Achieving Dual‐Function In Situ Monitoring of Water Level and Flow Velocity via a Flapping‐Wing Triboelectric Nanogenerator

Abstract Real‐time monitoring of water level and flow velocity is essential for reflecting hydrodynamic properties, serving as a core component of intelligent hydrological monitoring systems. However, the measurement accuracy and anti‐interference capabilities of existing sensing methods limit their practical applications. Here, a flapping‐wing water level‐velocity method (FWVM)is proposed, which combines the flapping‐wing motion with the triboelectric nanogenerator (TENG). Through the decoupling analysis of the TENG characteristic signal reflected by the flapping wing motion, the information of water level and flow velocity is extracted.
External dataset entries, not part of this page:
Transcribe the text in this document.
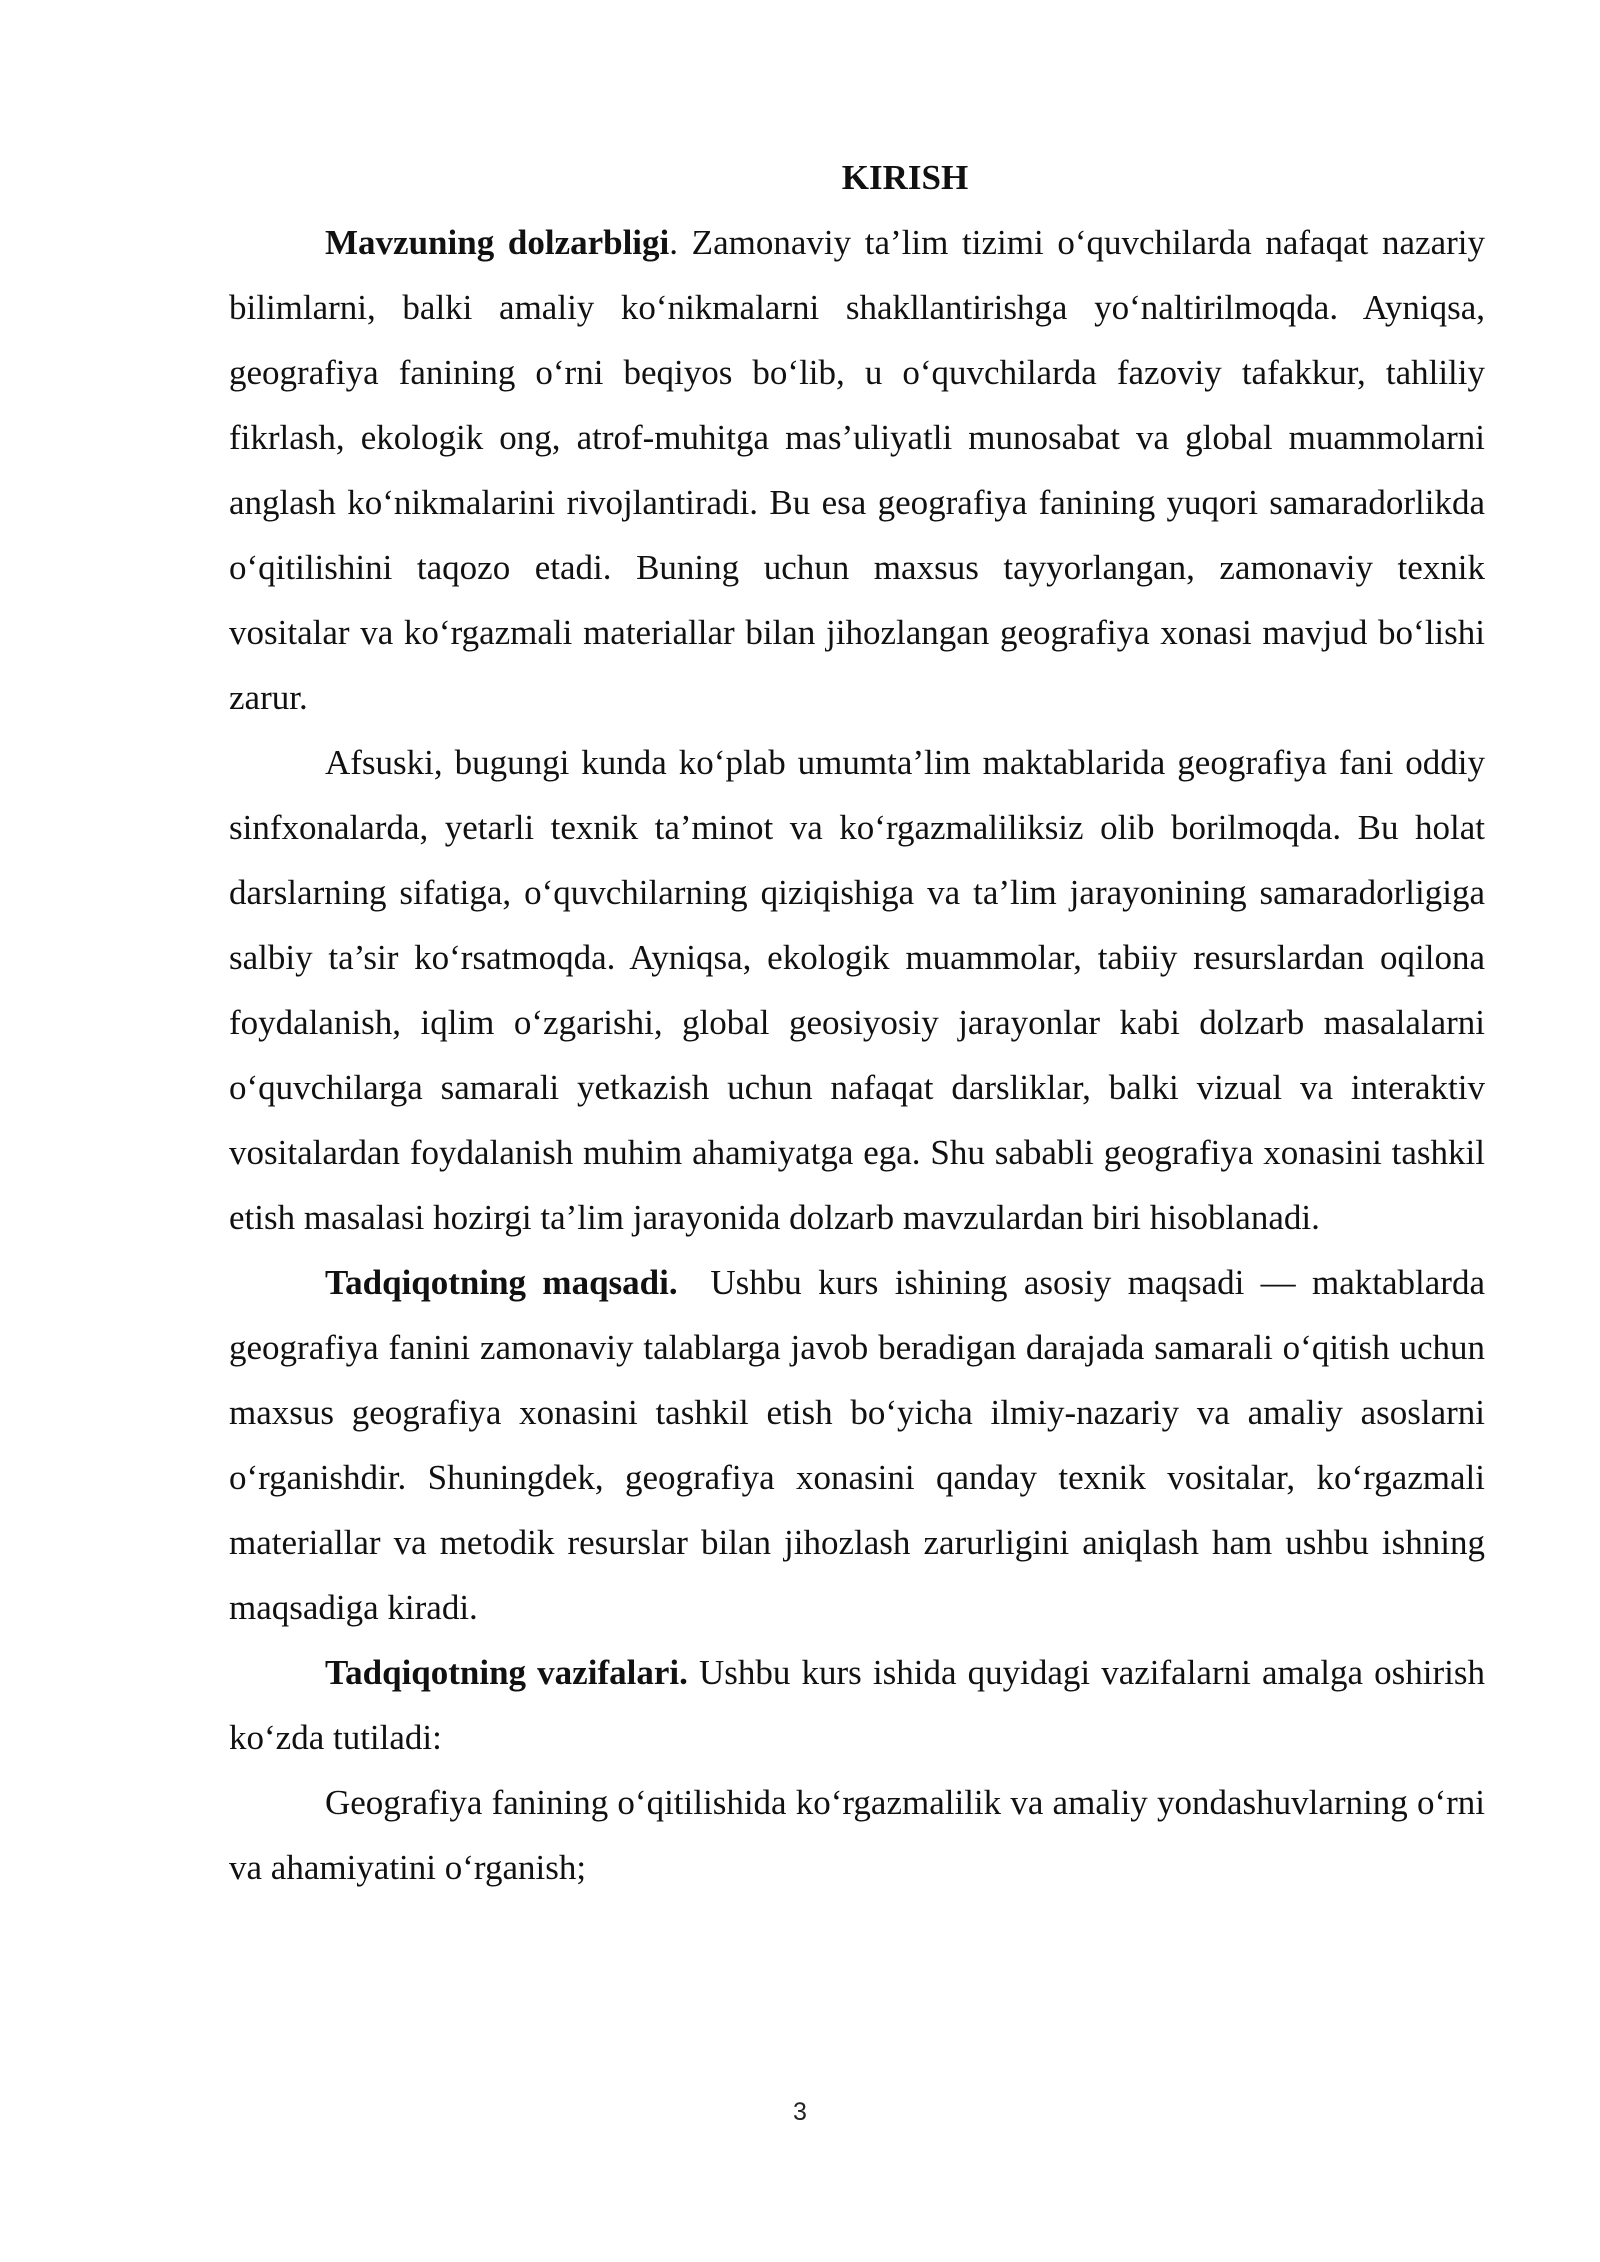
KIRISH

Mavzuning dolzarbligi. Zamonaviy ta’lim tizimi o‘quvchilarda nafaqat nazariy bilimlarni, balki amaliy ko‘nikmalarni shakllantirishga yo‘naltirilmoqda. Ayniqsa, geografiya fanining o‘rni beqiyos bo‘lib, u o‘quvchilarda fazoviy tafakkur, tahliliy fikrlash, ekologik ong, atrof-muhitga mas’uliyatli munosabat va global muammolarni anglash ko‘nikmalarini rivojlantiradi. Bu esa geografiya fanining yuqori samaradorlikda o‘qitilishini taqozo etadi. Buning uchun maxsus tayyorlangan, zamonaviy texnik vositalar va ko‘rgazmali materiallar bilan jihozlangan geografiya xonasi mavjud bo‘lishi zarur.

Afsuski, bugungi kunda ko‘plab umumta’lim maktablarida geografiya fani oddiy sinfxonalarda, yetarli texnik ta’minot va ko‘rgazmaliliksiz olib borilmoqda. Bu holat darslarning sifatiga, o‘quvchilarning qiziqishiga va ta’lim jarayonining samaradorligiga salbiy ta’sir ko‘rsatmoqda. Ayniqsa, ekologik muammolar, tabiiy resurslardan oqilona foydalanish, iqlim o‘zgarishi, global geosiyosiy jarayonlar kabi dolzarb masalalarni o‘quvchilarga samarali yetkazish uchun nafaqat darsliklar, balki vizual va interaktiv vositalardan foydalanish muhim ahamiyatga ega. Shu sababli geografiya xonasini tashkil etish masalasi hozirgi ta’lim jarayonida dolzarb mavzulardan biri hisoblanadi.

Tadqiqotning maqsadi.  Ushbu kurs ishining asosiy maqsadi — maktablarda geografiya fanini zamonaviy talablarga javob beradigan darajada samarali o‘qitish uchun maxsus geografiya xonasini tashkil etish bo‘yicha ilmiy-nazariy va amaliy asoslarni o‘rganishdir. Shuningdek, geografiya xonasini qanday texnik vositalar, ko‘rgazmali materiallar va metodik resurslar bilan jihozlash zarurligini aniqlash ham ushbu ishning maqsadiga kiradi.

Tadqiqotning vazifalari. Ushbu kurs ishida quyidagi vazifalarni amalga oshirish ko‘zda tutiladi:

Geografiya fanining o‘qitilishida ko‘rgazmalilik va amaliy yondashuvlarning o‘rni va ahamiyatini o‘rganish;

3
Based on this method, a self‐sustaining flapping wing TENG (FW‐TENG) with a water level resolution of 1 mm is established. The accuracy and stability of FW‐TENG are improved through optimization of the wing shape and the magnetic drive design. Furthermore, a dual‐function monitoring system has been developed for real‐time in situ monitoring and early warning of water level and flow velocity. Compared with a commercial sensor, the error rates of maximum water level and flow velocity are below 0.45% and 2%, respectively. This research provides an approach for the development of underwater sensors and holds great potential for widespread application in hydrological monitoring.